40. Kurikulum adalah seperangkat rencana dan pengatuaran mengenai tujuan, isi dan bahan

pelajaran serta cara yang digunakan sebagai pedoman penyelenggaraan kegiatan

pembelajaran untuk mencapai tujuan pendidikan tertentu.

41. Pembelajaran adalah proses interaksi peserta didk dengan pendidik dan sumber belajar

31

yang dapat memanfaatkan teknologi informasi dan komunikasi.

42. Sumber Daya Pendidikan adalah segala sesuatu yang dipergunakan dalam dalam

penyelenggaraan pendidikan yang meliputi dengan tenaga kependidikan, masyarakat, dana,

sarana, dan prasarana.

43. Pengelolaan adalah kegiatan yang berkaitan dengan perencanaan, pelaksanaan, evaluasi,

dan pengawasan kegistsn pendidikan pada tingkat satuan pendidikan di daerah agar

tercapai efisiensi dan efektivitas penyelenggaraan pendidikan.

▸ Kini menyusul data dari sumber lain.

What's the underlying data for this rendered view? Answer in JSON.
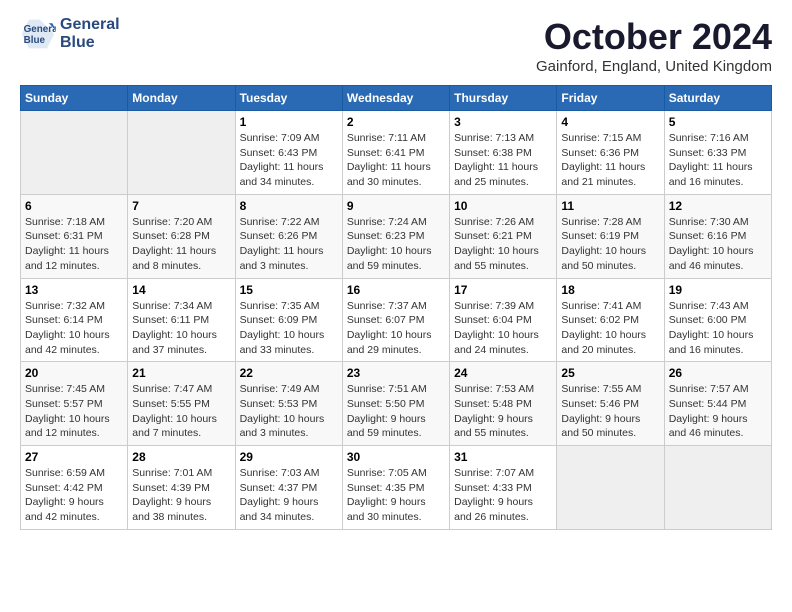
{
  "header": {
    "logo_line1": "General",
    "logo_line2": "Blue",
    "month": "October 2024",
    "location": "Gainford, England, United Kingdom"
  },
  "weekdays": [
    "Sunday",
    "Monday",
    "Tuesday",
    "Wednesday",
    "Thursday",
    "Friday",
    "Saturday"
  ],
  "weeks": [
    [
      {
        "day": "",
        "empty": true
      },
      {
        "day": "",
        "empty": true
      },
      {
        "day": "1",
        "sunrise": "Sunrise: 7:09 AM",
        "sunset": "Sunset: 6:43 PM",
        "daylight": "Daylight: 11 hours and 34 minutes."
      },
      {
        "day": "2",
        "sunrise": "Sunrise: 7:11 AM",
        "sunset": "Sunset: 6:41 PM",
        "daylight": "Daylight: 11 hours and 30 minutes."
      },
      {
        "day": "3",
        "sunrise": "Sunrise: 7:13 AM",
        "sunset": "Sunset: 6:38 PM",
        "daylight": "Daylight: 11 hours and 25 minutes."
      },
      {
        "day": "4",
        "sunrise": "Sunrise: 7:15 AM",
        "sunset": "Sunset: 6:36 PM",
        "daylight": "Daylight: 11 hours and 21 minutes."
      },
      {
        "day": "5",
        "sunrise": "Sunrise: 7:16 AM",
        "sunset": "Sunset: 6:33 PM",
        "daylight": "Daylight: 11 hours and 16 minutes."
      }
    ],
    [
      {
        "day": "6",
        "sunrise": "Sunrise: 7:18 AM",
        "sunset": "Sunset: 6:31 PM",
        "daylight": "Daylight: 11 hours and 12 minutes."
      },
      {
        "day": "7",
        "sunrise": "Sunrise: 7:20 AM",
        "sunset": "Sunset: 6:28 PM",
        "daylight": "Daylight: 11 hours and 8 minutes."
      },
      {
        "day": "8",
        "sunrise": "Sunrise: 7:22 AM",
        "sunset": "Sunset: 6:26 PM",
        "daylight": "Daylight: 11 hours and 3 minutes."
      },
      {
        "day": "9",
        "sunrise": "Sunrise: 7:24 AM",
        "sunset": "Sunset: 6:23 PM",
        "daylight": "Daylight: 10 hours and 59 minutes."
      },
      {
        "day": "10",
        "sunrise": "Sunrise: 7:26 AM",
        "sunset": "Sunset: 6:21 PM",
        "daylight": "Daylight: 10 hours and 55 minutes."
      },
      {
        "day": "11",
        "sunrise": "Sunrise: 7:28 AM",
        "sunset": "Sunset: 6:19 PM",
        "daylight": "Daylight: 10 hours and 50 minutes."
      },
      {
        "day": "12",
        "sunrise": "Sunrise: 7:30 AM",
        "sunset": "Sunset: 6:16 PM",
        "daylight": "Daylight: 10 hours and 46 minutes."
      }
    ],
    [
      {
        "day": "13",
        "sunrise": "Sunrise: 7:32 AM",
        "sunset": "Sunset: 6:14 PM",
        "daylight": "Daylight: 10 hours and 42 minutes."
      },
      {
        "day": "14",
        "sunrise": "Sunrise: 7:34 AM",
        "sunset": "Sunset: 6:11 PM",
        "daylight": "Daylight: 10 hours and 37 minutes."
      },
      {
        "day": "15",
        "sunrise": "Sunrise: 7:35 AM",
        "sunset": "Sunset: 6:09 PM",
        "daylight": "Daylight: 10 hours and 33 minutes."
      },
      {
        "day": "16",
        "sunrise": "Sunrise: 7:37 AM",
        "sunset": "Sunset: 6:07 PM",
        "daylight": "Daylight: 10 hours and 29 minutes."
      },
      {
        "day": "17",
        "sunrise": "Sunrise: 7:39 AM",
        "sunset": "Sunset: 6:04 PM",
        "daylight": "Daylight: 10 hours and 24 minutes."
      },
      {
        "day": "18",
        "sunrise": "Sunrise: 7:41 AM",
        "sunset": "Sunset: 6:02 PM",
        "daylight": "Daylight: 10 hours and 20 minutes."
      },
      {
        "day": "19",
        "sunrise": "Sunrise: 7:43 AM",
        "sunset": "Sunset: 6:00 PM",
        "daylight": "Daylight: 10 hours and 16 minutes."
      }
    ],
    [
      {
        "day": "20",
        "sunrise": "Sunrise: 7:45 AM",
        "sunset": "Sunset: 5:57 PM",
        "daylight": "Daylight: 10 hours and 12 minutes."
      },
      {
        "day": "21",
        "sunrise": "Sunrise: 7:47 AM",
        "sunset": "Sunset: 5:55 PM",
        "daylight": "Daylight: 10 hours and 7 minutes."
      },
      {
        "day": "22",
        "sunrise": "Sunrise: 7:49 AM",
        "sunset": "Sunset: 5:53 PM",
        "daylight": "Daylight: 10 hours and 3 minutes."
      },
      {
        "day": "23",
        "sunrise": "Sunrise: 7:51 AM",
        "sunset": "Sunset: 5:50 PM",
        "daylight": "Daylight: 9 hours and 59 minutes."
      },
      {
        "day": "24",
        "sunrise": "Sunrise: 7:53 AM",
        "sunset": "Sunset: 5:48 PM",
        "daylight": "Daylight: 9 hours and 55 minutes."
      },
      {
        "day": "25",
        "sunrise": "Sunrise: 7:55 AM",
        "sunset": "Sunset: 5:46 PM",
        "daylight": "Daylight: 9 hours and 50 minutes."
      },
      {
        "day": "26",
        "sunrise": "Sunrise: 7:57 AM",
        "sunset": "Sunset: 5:44 PM",
        "daylight": "Daylight: 9 hours and 46 minutes."
      }
    ],
    [
      {
        "day": "27",
        "sunrise": "Sunrise: 6:59 AM",
        "sunset": "Sunset: 4:42 PM",
        "daylight": "Daylight: 9 hours and 42 minutes."
      },
      {
        "day": "28",
        "sunrise": "Sunrise: 7:01 AM",
        "sunset": "Sunset: 4:39 PM",
        "daylight": "Daylight: 9 hours and 38 minutes."
      },
      {
        "day": "29",
        "sunrise": "Sunrise: 7:03 AM",
        "sunset": "Sunset: 4:37 PM",
        "daylight": "Daylight: 9 hours and 34 minutes."
      },
      {
        "day": "30",
        "sunrise": "Sunrise: 7:05 AM",
        "sunset": "Sunset: 4:35 PM",
        "daylight": "Daylight: 9 hours and 30 minutes."
      },
      {
        "day": "31",
        "sunrise": "Sunrise: 7:07 AM",
        "sunset": "Sunset: 4:33 PM",
        "daylight": "Daylight: 9 hours and 26 minutes."
      },
      {
        "day": "",
        "empty": true
      },
      {
        "day": "",
        "empty": true
      }
    ]
  ]
}
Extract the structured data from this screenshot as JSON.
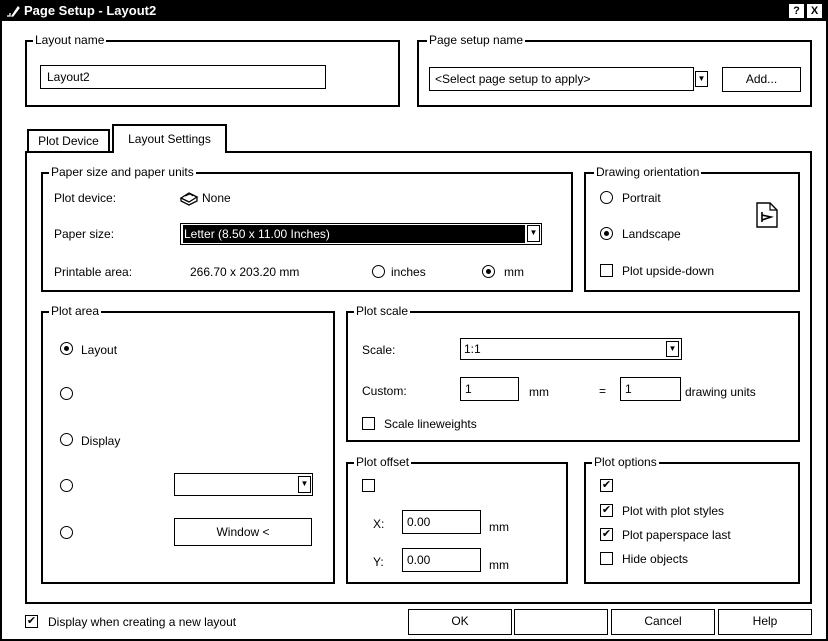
{
  "window": {
    "title": "Page Setup - Layout2",
    "help_label": "?",
    "close_label": "X"
  },
  "layout_name": {
    "group_label": "Layout name",
    "value": "Layout2"
  },
  "page_setup_name": {
    "group_label": "Page setup name",
    "value": "<Select page setup to apply>",
    "add_label": "Add..."
  },
  "tabs": [
    {
      "label": "Plot Device"
    },
    {
      "label": "Layout Settings"
    }
  ],
  "paper": {
    "group_label": "Paper size and paper units",
    "plot_device_label": "Plot device:",
    "plot_device_value": "None",
    "paper_size_label": "Paper size:",
    "paper_size_value": "Letter (8.50 x 11.00 Inches)",
    "printable_area_label": "Printable area:",
    "printable_area_value": "266.70 x 203.20 mm",
    "unit_inches": "inches",
    "unit_mm": "mm"
  },
  "orientation": {
    "group_label": "Drawing orientation",
    "portrait": "Portrait",
    "landscape": "Landscape",
    "upside_down": "Plot upside-down"
  },
  "plot_area": {
    "group_label": "Plot area",
    "layout": "Layout",
    "display": "Display",
    "window_btn": "Window <"
  },
  "plot_scale": {
    "group_label": "Plot scale",
    "scale_label": "Scale:",
    "scale_value": "1:1",
    "custom_label": "Custom:",
    "custom_value": "1",
    "custom_unit": "mm",
    "equals": "=",
    "drawing_value": "1",
    "drawing_units": "drawing units",
    "lineweights": "Scale lineweights"
  },
  "plot_offset": {
    "group_label": "Plot offset",
    "x_label": "X:",
    "x_value": "0.00",
    "x_unit": "mm",
    "y_label": "Y:",
    "y_value": "0.00",
    "y_unit": "mm"
  },
  "plot_options": {
    "group_label": "Plot options",
    "plot_styles": "Plot with plot styles",
    "paperspace_last": "Plot paperspace last",
    "hide_objects": "Hide objects"
  },
  "footer": {
    "display_new_layout": "Display when creating a new layout",
    "ok": "OK",
    "cancel": "Cancel",
    "help": "Help"
  }
}
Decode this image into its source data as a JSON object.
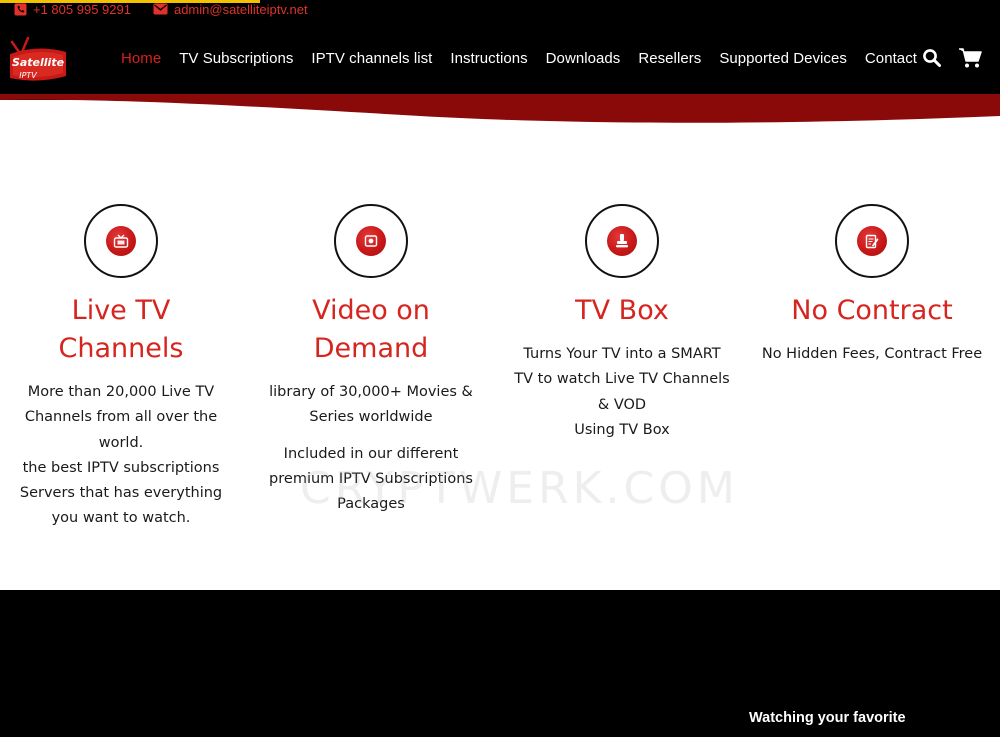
{
  "topbar": {
    "phone": "+1 805 995 9291",
    "email": "admin@satelliteiptv.net",
    "phone_icon": "phone-icon",
    "email_icon": "envelope-icon"
  },
  "logo": {
    "line1": "Satellite",
    "line2": "IPTV"
  },
  "nav": {
    "items": [
      {
        "label": "Home",
        "active": true
      },
      {
        "label": "TV Subscriptions"
      },
      {
        "label": "IPTV channels list"
      },
      {
        "label": "Instructions"
      },
      {
        "label": "Downloads"
      },
      {
        "label": "Resellers"
      },
      {
        "label": "Supported Devices"
      },
      {
        "label": "Contact us"
      }
    ],
    "search_icon": "search-icon",
    "cart_icon": "cart-icon"
  },
  "features": [
    {
      "title_lines": [
        "Live TV",
        "Channels"
      ],
      "icon": "live-tv-icon",
      "paragraphs": [
        [
          "More than 20,000 Live TV",
          "Channels from all over the",
          "world.",
          "the best IPTV subscriptions",
          "Servers that has everything",
          "you want to watch."
        ]
      ]
    },
    {
      "title_lines": [
        "Video on",
        "Demand"
      ],
      "icon": "video-icon",
      "paragraphs": [
        [
          "library of 30,000+ Movies &",
          "Series worldwide"
        ],
        [
          "Included in our different",
          "premium IPTV Subscriptions",
          "Packages"
        ]
      ]
    },
    {
      "title_lines": [
        "TV Box"
      ],
      "icon": "tv-box-icon",
      "paragraphs": [
        [
          "Turns Your TV into a SMART",
          "TV to watch Live TV Channels",
          "& VOD",
          "Using TV Box"
        ]
      ]
    },
    {
      "title_lines": [
        "No Contract"
      ],
      "icon": "contract-icon",
      "paragraphs": [
        [
          "No Hidden Fees, Contract Free"
        ]
      ]
    }
  ],
  "watermark": "CRYPTWERK.COM",
  "bottom": {
    "text": "Watching your favorite"
  },
  "colors": {
    "accent": "#d6251f",
    "header": "#000000",
    "curve": "#8a0a0a"
  }
}
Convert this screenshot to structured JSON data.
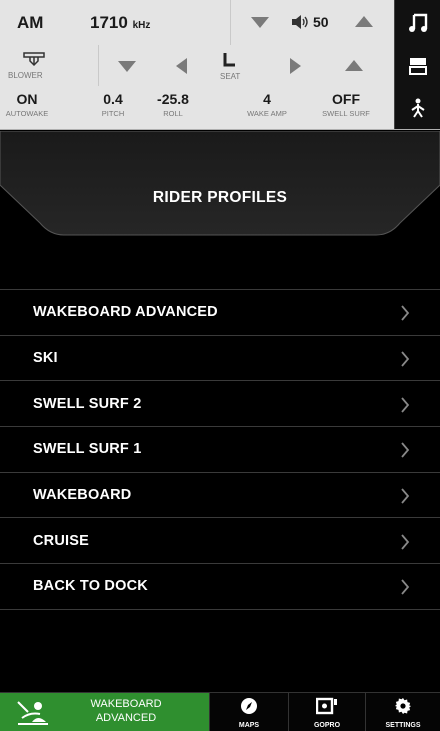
{
  "status": {
    "band": "AM",
    "frequency": "1710",
    "frequency_unit": "kHz",
    "volume": "50"
  },
  "climate": {
    "blower_label": "BLOWER",
    "seat_label": "SEAT"
  },
  "stats": [
    {
      "value": "ON",
      "label": "AUTOWAKE"
    },
    {
      "value": "0.4",
      "label": "PITCH"
    },
    {
      "value": "-25.8",
      "label": "ROLL"
    },
    {
      "value": "4",
      "label": "WAKE AMP"
    },
    {
      "value": "OFF",
      "label": "SWELL SURF"
    }
  ],
  "header": {
    "title": "RIDER PROFILES"
  },
  "profiles": [
    {
      "label": "WAKEBOARD ADVANCED"
    },
    {
      "label": "SKI"
    },
    {
      "label": "SWELL SURF 2"
    },
    {
      "label": "SWELL SURF 1"
    },
    {
      "label": "WAKEBOARD"
    },
    {
      "label": "CRUISE"
    },
    {
      "label": "BACK TO DOCK"
    }
  ],
  "nav": {
    "active_line1": "WAKEBOARD",
    "active_line2": "ADVANCED",
    "maps": "MAPS",
    "gopro": "GOPRO",
    "settings": "SETTINGS"
  },
  "colors": {
    "accent_green": "#2f8f2f",
    "panel_gray": "#e4e4e4",
    "background": "#000000"
  },
  "icons": {
    "music": "music-note-icon",
    "ballast": "ballast-icon",
    "rider": "rider-icon",
    "blower": "blower-icon",
    "seat": "seat-icon",
    "volume": "speaker-icon",
    "maps": "compass-icon",
    "gopro": "camera-icon",
    "settings": "gear-icon",
    "profile": "rider-profile-icon"
  }
}
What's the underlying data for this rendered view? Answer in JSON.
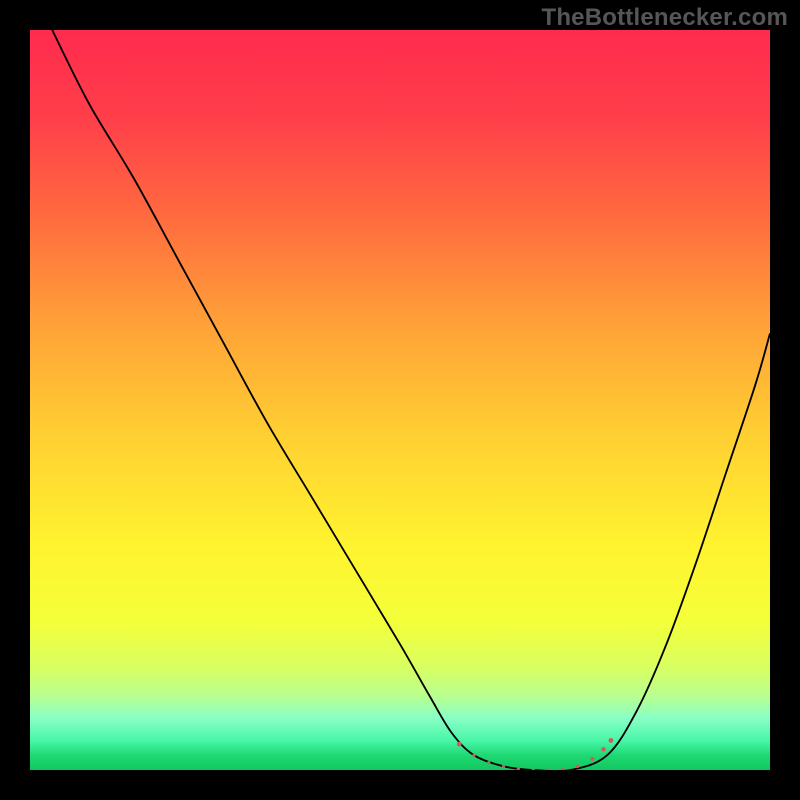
{
  "watermark": {
    "text": "TheBottlenecker.com"
  },
  "colors": {
    "frame": "#000000",
    "curve_stroke": "#000000",
    "marker_fill": "#cd5d57",
    "gradient_stops": [
      {
        "pct": 0,
        "color": "#ff2b4e"
      },
      {
        "pct": 12,
        "color": "#ff3f4a"
      },
      {
        "pct": 25,
        "color": "#ff6a3f"
      },
      {
        "pct": 40,
        "color": "#ffa238"
      },
      {
        "pct": 55,
        "color": "#ffd032"
      },
      {
        "pct": 70,
        "color": "#fff42f"
      },
      {
        "pct": 80,
        "color": "#f3ff3a"
      },
      {
        "pct": 86,
        "color": "#d9ff60"
      },
      {
        "pct": 90,
        "color": "#b8ff8f"
      },
      {
        "pct": 93,
        "color": "#89ffc6"
      },
      {
        "pct": 96,
        "color": "#48f6a8"
      },
      {
        "pct": 98,
        "color": "#1fd973"
      },
      {
        "pct": 100,
        "color": "#12c75e"
      }
    ]
  },
  "chart_data": {
    "type": "line",
    "title": "",
    "xlabel": "",
    "ylabel": "",
    "xlim": [
      0,
      100
    ],
    "ylim": [
      0,
      100
    ],
    "grid": false,
    "legend": false,
    "series": [
      {
        "name": "bottleneck-curve",
        "x": [
          3,
          8,
          14,
          20,
          26,
          32,
          38,
          44,
          50,
          54,
          57,
          60,
          64,
          68,
          73,
          78,
          82,
          86,
          90,
          94,
          98,
          100
        ],
        "y": [
          100,
          90,
          80,
          69,
          58,
          47,
          37,
          27,
          17,
          10,
          5,
          2,
          0.5,
          0,
          0,
          2,
          8,
          17,
          28,
          40,
          52,
          59
        ]
      }
    ],
    "markers": {
      "name": "flat-bottom-markers",
      "color": "#cd5d57",
      "points": [
        {
          "x": 58,
          "y": 3.5,
          "r": 2.4
        },
        {
          "x": 60,
          "y": 2.0,
          "r": 1.6
        },
        {
          "x": 62,
          "y": 1.0,
          "r": 1.6
        },
        {
          "x": 64,
          "y": 0.5,
          "r": 1.6
        },
        {
          "x": 66,
          "y": 0.2,
          "r": 1.6
        },
        {
          "x": 68,
          "y": 0.0,
          "r": 1.6
        },
        {
          "x": 70,
          "y": 0.0,
          "r": 1.6
        },
        {
          "x": 72,
          "y": 0.1,
          "r": 1.6
        },
        {
          "x": 74,
          "y": 0.5,
          "r": 1.8
        },
        {
          "x": 76,
          "y": 1.5,
          "r": 2.0
        },
        {
          "x": 77.5,
          "y": 2.8,
          "r": 2.2
        },
        {
          "x": 78.5,
          "y": 4.0,
          "r": 2.4
        }
      ]
    }
  }
}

44. Manajemen Berbasis Sekolah yang selanjutnya disingkat MBS adalah model pengelolaan

yang memberikan otonomi atau kemandirian kepada sekolah dan mendorong

pengembalian keputusan partisipatif yang melibatkan unsur-unsur secara langsung semua

warga sekolah sesuai dengan standar pelayanan yang ditetapkan oleh Pemerintah Daerah.

45. Penjamin Mutu Pendidikan adalah upaya/usaha yang dilakukan secara bertahap,

sistematis, dan terencana dengan target dan kerangka waktu yang jelas untuk memenuhi

atau melampaui Standar Nasional Pendidikan guna mewujudkan yang relevan dengan

kebutuhan masyarakat, mendorong keunggulan lokal, dan memiliki daya saing global.

46. Evaluasi pendidikan adalah kegiatan pengendalian, penjamin dan penetapan mutu

pendidikan terhadap berbagai komponen pendidikan pada setiap jalur, jenjang dan jenis

pendidikan sebagai bentuk pertanggungjawaban penyelenggaraan pendidikan.

47. Akreditasi adalah kegiatan penilaian kelayakan program dalam satuan pendidikan

berdasarkan kriteria yang telah ditetapkan.

48. Sertifikasi peserta didik adalah penerbitan bukti pencapaian kompetensi akhir dan/atau

tanda bahwa peserta didik telah lulus dari satuan pendidikan dalam bentuk dokumen ijazah

dan/atau sertifikat kompetensi.

49. Masyarakat adalah kelompok Warga Negara Indonesia Non Pemerintah yang mempunyai

perhatian dan peranan dalam bidang pendidikan.

50. Dewan Pendidikan adalah lembaga mandiri yang beranggotakan berbagai unsur

masyarakat yang peduli pendidikan.

51. Komite Sekolah/Madrasah adalah lembaga mandiri yang beranggotakan orang tua atau

wali peserta didik, komunitas sekolah serta tokoh masyarakat yang peduli pendidikan.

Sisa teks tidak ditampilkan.